Fahri Hamzah Batal Nikmati Duit Rp 30 Miliar, Peninjauan Kembali PKS Dikabulkan Mahkamah Agung

Dalam perkara tersebut, Fahri Hamzah berstatus sebagai termohon, sedangkan pihak pemohonnya yakni Dewan Pengurus Pusat PKS

Editor: Machmud Mubarok
Mata Najwa Trans 7
Mantan Wakil Ketua DPR RI, Fahri Hamzah mengaku mengalami kerugian lebih dari Rp 200 juta karena bisnis ekspor bayi lobster 

TRIBUNCIREBON.COM - Hakim Mahkamah Agung mengabulkan permohonan peninjauan kembali (PK) yang diajukan Partai Keadilan Sejahtera ( PKS) terkait perselisihan antara PKS dan Fahri Hamzah.

Dengan dikabulkannya PK tersebut, MA menggugurkan kewajiban PKS membayar ganti rugi Rp 30 miliar kepada Fahri sebagaimana putusan kasasi MA.

"Ya benar (PK dikabulkan, menggugurkan kewajiban ganti rugi Rp 30 miliar)," kata Juru Bicara MA Andi Samsan Nganro saat dikonfirmasi, Selasa (15/12/2020).

Baca juga: Ini Profil Kharisma Aura Gadis Cantik Asli Majalengka, Wakili Indonesia di Miss Grand Internasional

Baca juga: Pria di Bojongherang Cianjur Ditemukan Tewas, Kepala Masuk Kolong Ranjang, Warga Cium Bau Busuk

Baca juga: Teddy Lari Ketakutan saat Ditanya Soal Sule, Ngaku Didatangi Preman: Kehidupan Saya Hancur

Putusan PK itu diketok pada 25 November 2020 oleh majelis hakim yang terdiri dari I Gusti Agung Sumanatha, Ibrahim, dan Sunarto.

Dalam perkara tersebut, Fahri Hamzah berstatus sebagai termohon, sedangkan pihak pemohonnya yakni Dewan Pengurus Pusat PKS cq Abdul Muiz Saadih selaku Ketua Badan Penegak Disiplin Organisasi (BPDO) PKS dan kawan-kawan.

Perseteruan antara PKS dan Fahri Hamzah berlangsung sejak awal 2016 ketika PKS memecat Fahri sebagai kader.

Atas pemecatan itu, Fahri mengajukan gugatan di PN Jakarta Selatan menuntut PKS membayar ganti rugi materiil Rp 1,6 juta dan imateriil senilai lebih dari Rp 500 miliar.

PN Jakarta Selatan kemudian mengabulkan gugatan Fahri, tetapi PKS mengajukan banding ke Pengadilan Tinggi DKI Jakarta.

Pada tingkat banding, PKS kembali kalah sehingga PKS mengajukan kasasi ke Mahkamah Agung pada 28 Juni 2018.

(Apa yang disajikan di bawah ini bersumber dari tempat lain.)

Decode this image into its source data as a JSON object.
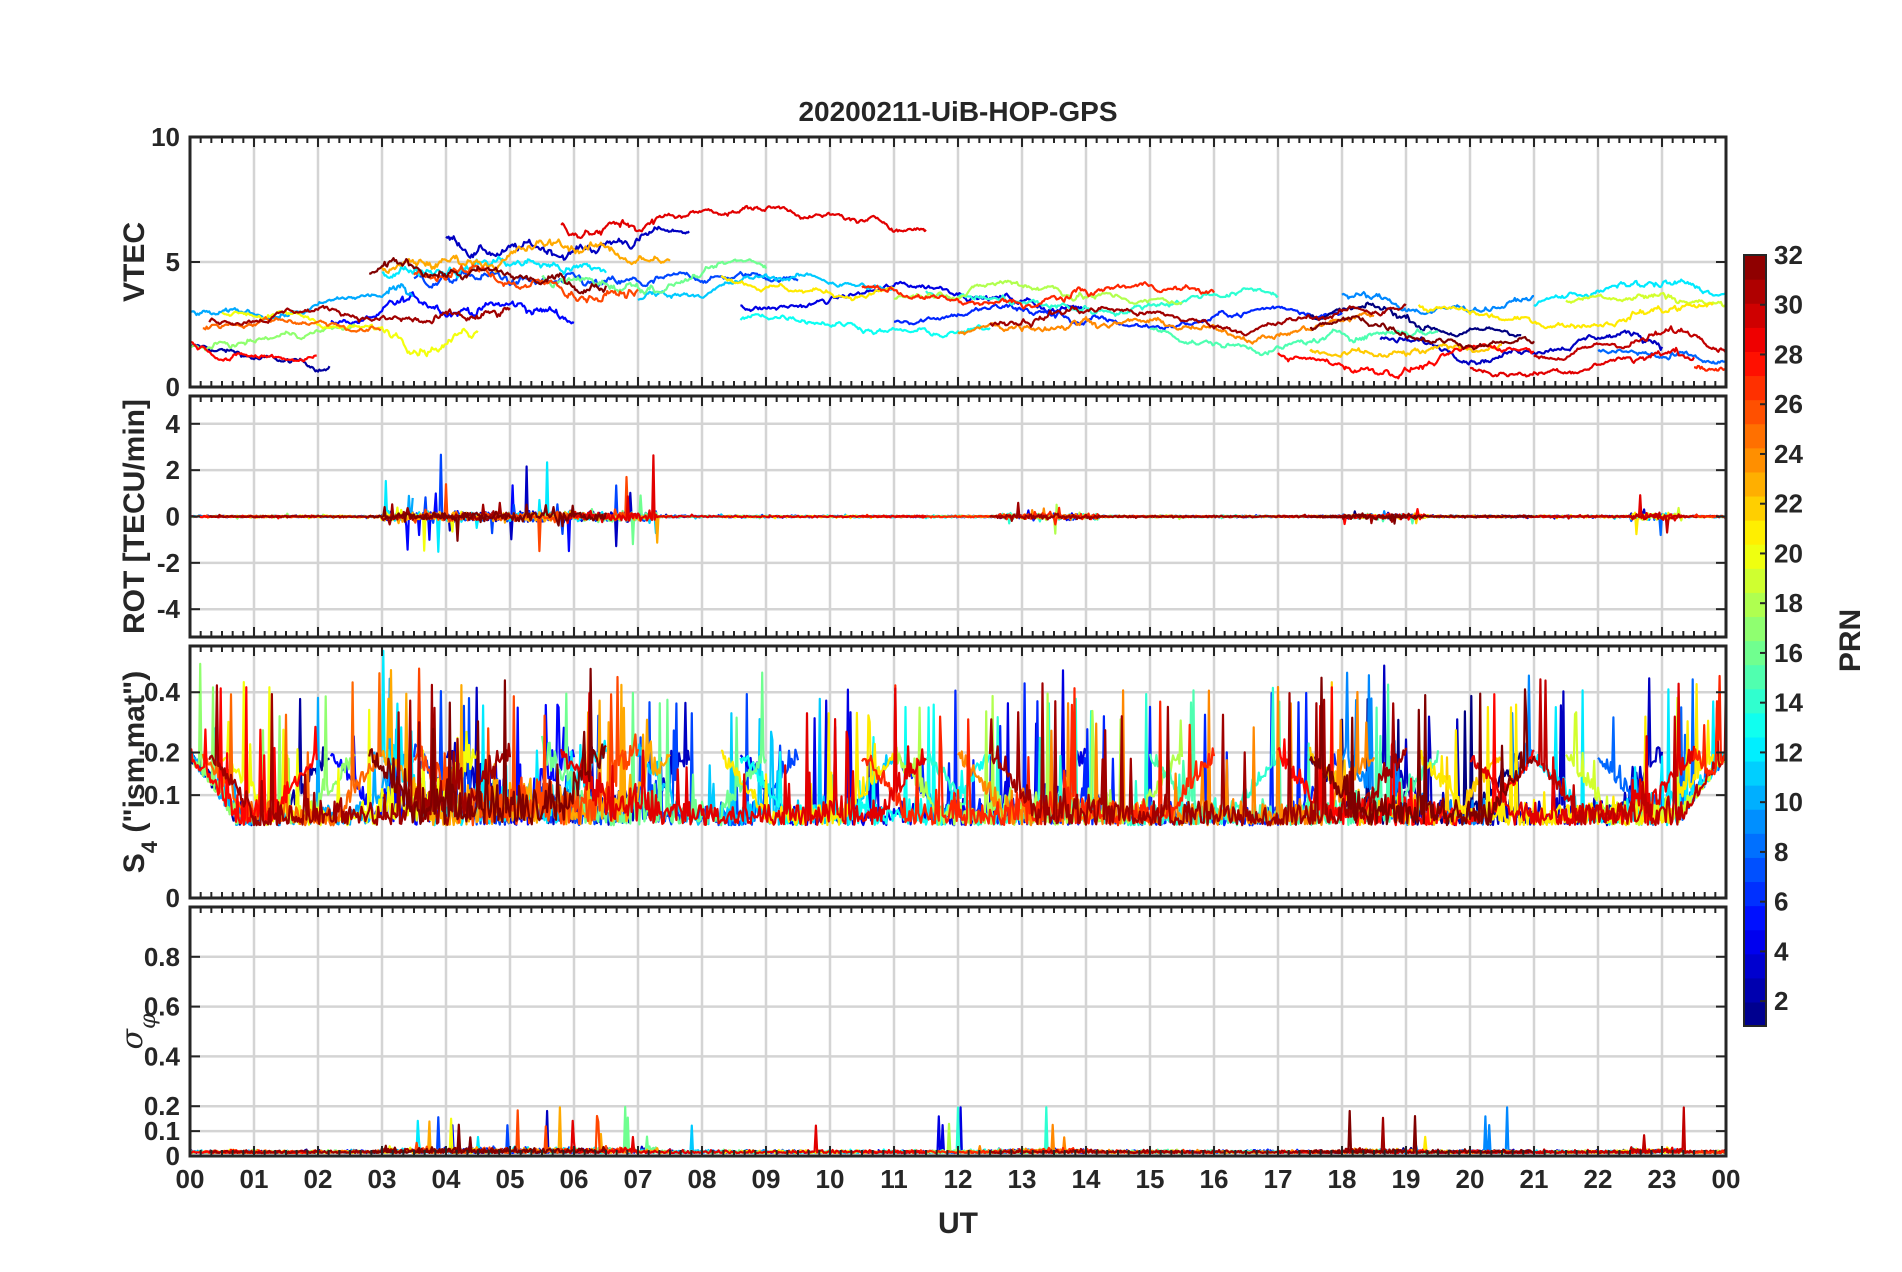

Pada 30 Juli 2018, majelis hakim MA yang dipimpin Maria Anna Samiyati memutuskan menolak permohonan kasasi yang diajukan PKS.

Dalam putusannya, majelis hakim kasasi memerintahkan agar PKS membatalkan pemecatan Fahri dan membayar ganti rugi senilai Rp 30 miliar.

Menanggapi putusan kasasi tersebut, Presiden PKS ketika itu, Sohibul Imam menyatakan PKS mengajukan PK terkait ganti rugi sebesar Rp 30 miliar tersebut.

Kronologi Kasus Fahri

Mahkamah Agung (MA) menolak gugatan kasasi atas Pengadilan Tinggi DKI Jakarta terkait pemecatan Fahri.

Seperti dikutip dari situs informasi perkara Mahkamah Agung, permohonan kasasi tersebut oleh Ketua Badan Penegak Disiplin Organisasi PKS Abdul Muis Saadih pada 28 Juni 2018.

Kemudian pada, 30 Juli 2018 majelis hakim MA yang dipimpin oleh Maria Anna Samiyati menolak permohonan kasasi.

Ditolaknya kasasi PKS, maka Fahri berhak mendapat ganti rugi imateril sebesar Rp 30 miliar dan dikembalikan posisinya sebagai anggota partai.

Fahri pun menyatakan akan menempuh langkah agresif dalam merespons putusan MA. Langkah agresif itu ialah mempercepat eksekusi putusan pengadilan agar petinggi PKS membayar ganti rugi imateril sebesar Rp 30 miliar dan membatalkan pemecatan Fahri dari partai. 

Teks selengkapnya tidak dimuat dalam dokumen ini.